Para a Hedgepoint Global Markets, empresa especializada em gestão de risco, as exportações menores eram esperadas este ano, devido à combinação entre a menor produção de arábica no Brasil, à falta de interesse dos agricultores em novas vendas e ao fato de 2024 ter sido um ano de embarques recordes. Isso também levou a uma redução dos embarques para a maioria dos principais destinos do café brasileiro, como a UE e os EUA, embora o Japão tenha aumentado suas importações de cafés arábica e conilon do Brasil.
No caso dos EUA, a atual tarifa de 50% sobre o grão brasileiro também intensificou o movimento, como afirmou o Cecafé na semana passada.
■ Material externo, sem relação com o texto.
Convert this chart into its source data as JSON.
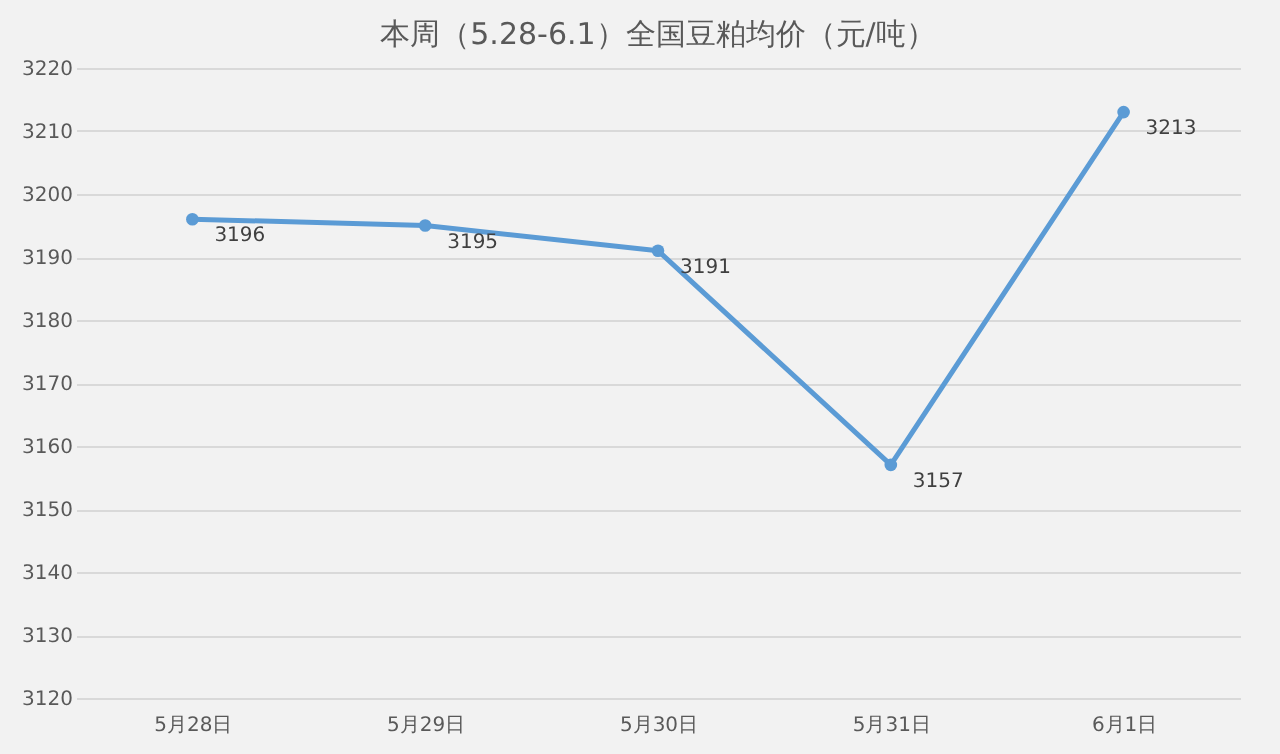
{
  "chart_data": {
    "type": "line",
    "title": "本周（5.28-6.1）全国豆粕均价（元/吨）",
    "categories": [
      "5月28日",
      "5月29日",
      "5月30日",
      "5月31日",
      "6月1日"
    ],
    "series": [
      {
        "color": "#5b9bd5",
        "values": [
          3196,
          3195,
          3191,
          3157,
          3213
        ]
      }
    ],
    "ylim": [
      3120,
      3220
    ],
    "yticks": [
      3120,
      3130,
      3140,
      3150,
      3160,
      3170,
      3180,
      3190,
      3200,
      3210,
      3220
    ],
    "grid": "y",
    "marker": "circle",
    "line_style": "solid",
    "data_labels": true,
    "legend": false
  }
}
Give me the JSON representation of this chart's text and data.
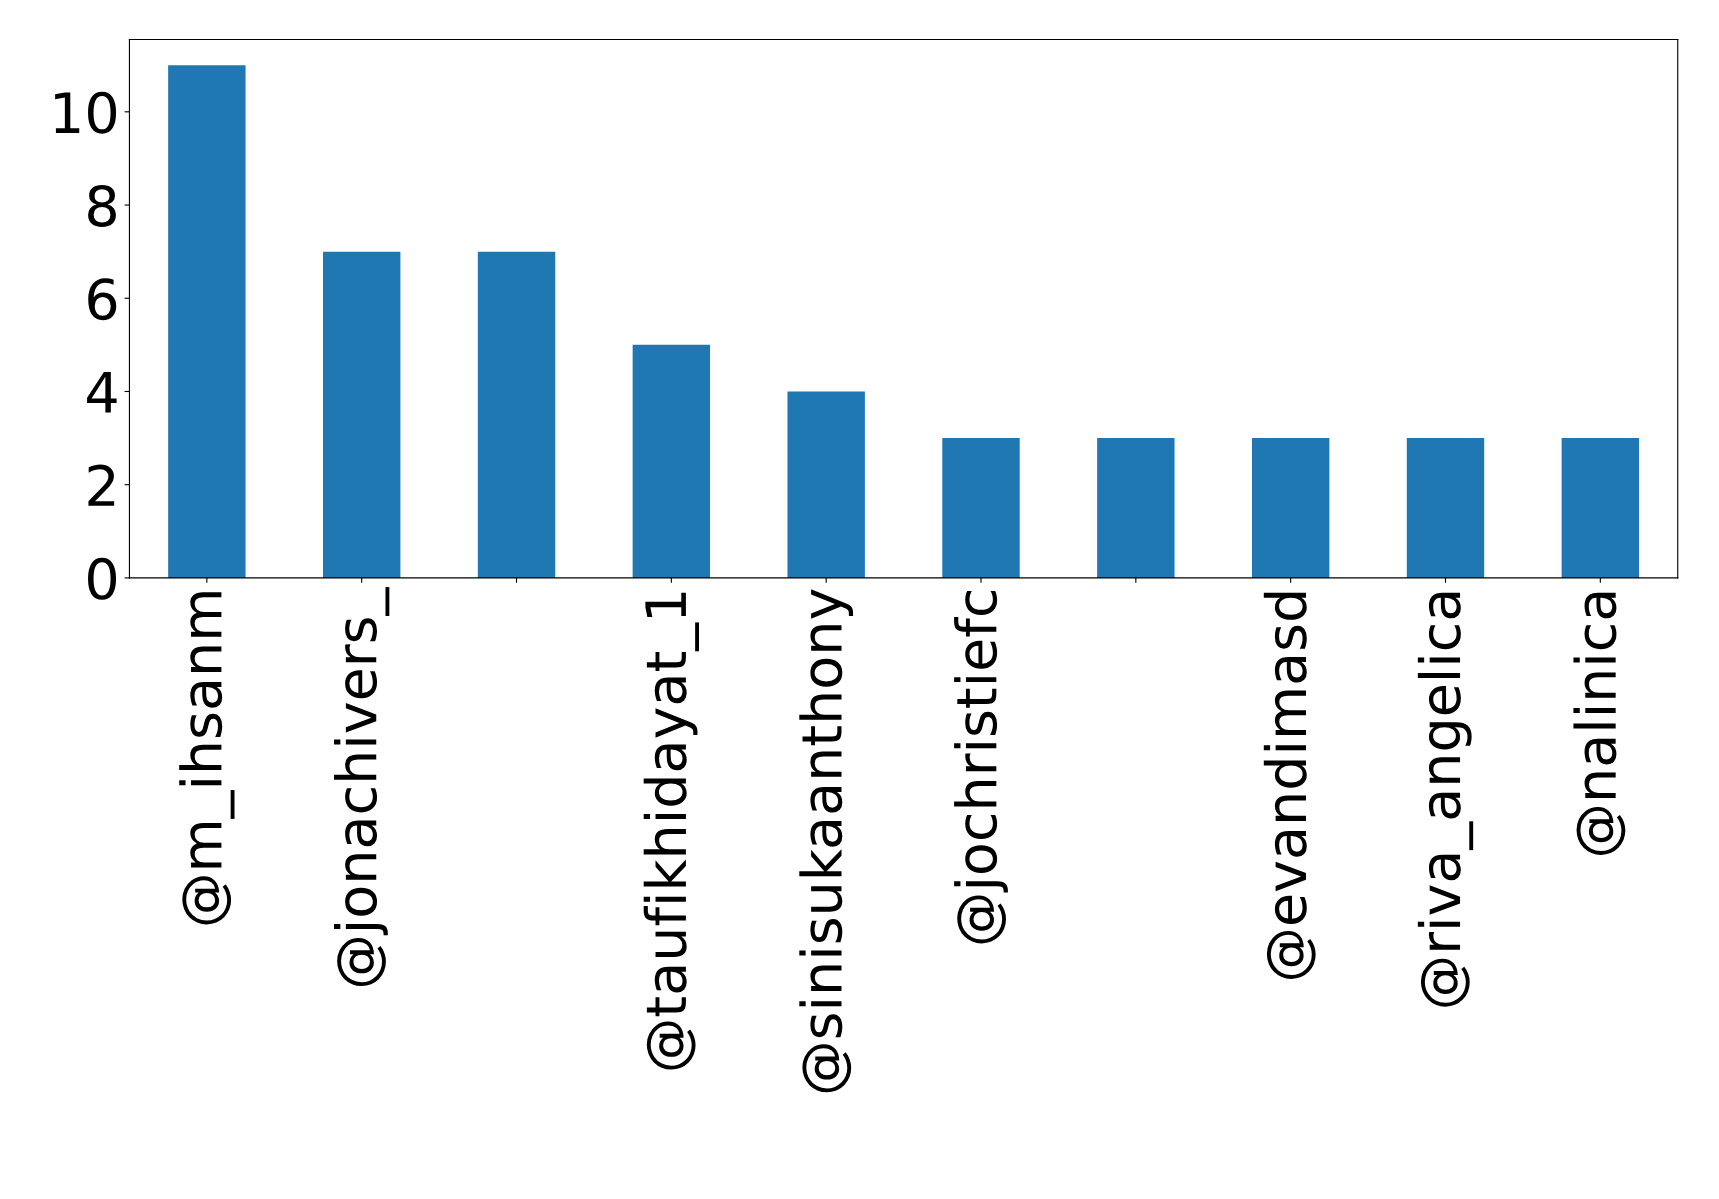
{
  "chart_data": {
    "type": "bar",
    "categories": [
      "@m_ihsanm",
      "@jonachivers_",
      null,
      "@taufikhidayat_1",
      "@sinisukaanthony",
      "@jochristiefc",
      null,
      "@evandimasd",
      "@riva_angelica",
      "@nalinica"
    ],
    "values": [
      11,
      7,
      7,
      5,
      4,
      3,
      3,
      3,
      3,
      3
    ],
    "color": "#1f77b4",
    "ylim": [
      0,
      11.55
    ],
    "yticks": [
      0,
      2,
      4,
      6,
      8,
      10
    ],
    "grid": false,
    "legend": false
  }
}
As exportações brasileiras para os EUA em agosto totalizaram apenas 301,09 mil sacas de café, uma queda de 46,4% em relação ao ano passado e muito abaixo da média histórica. As exportações de arábica para os EUA somaram 244,7 mil sacas no mês passado, uma queda de 49,5% em relação a 2024, enquanto os embarques de conilon caíram 75,1% no mesmo período, com apenas 9,5 mil sacas. Cumulativamente, os embarques do Brasil para os EUA também estão abaixo de 2024 e da média, com volume total de 1,1 M de sacas em 25/26 (jun-ago), queda de 26,3% em relação aos 1,6 M sacas de 24/25
“Espera-se que a recente redução nas exportações brasileiras de café para os EUA resulte em um declínio de curto prazo nos estoques do país. Embora o aumento dos preços possa diminuir a demanda americana, os estoques mais baixos em meio à entressafra de outras origens produtoras de arábica aumentam o risco de escassez de oferta, o que está sustentando os preços. Além disso, os estoques certificados continuam a diminuir (ver relatório), reforçando ainda mais a oferta apertada de curto prazo”, afirma Laleska Moda, analista de inteligência de mercado da Hedgepoint Global Markets.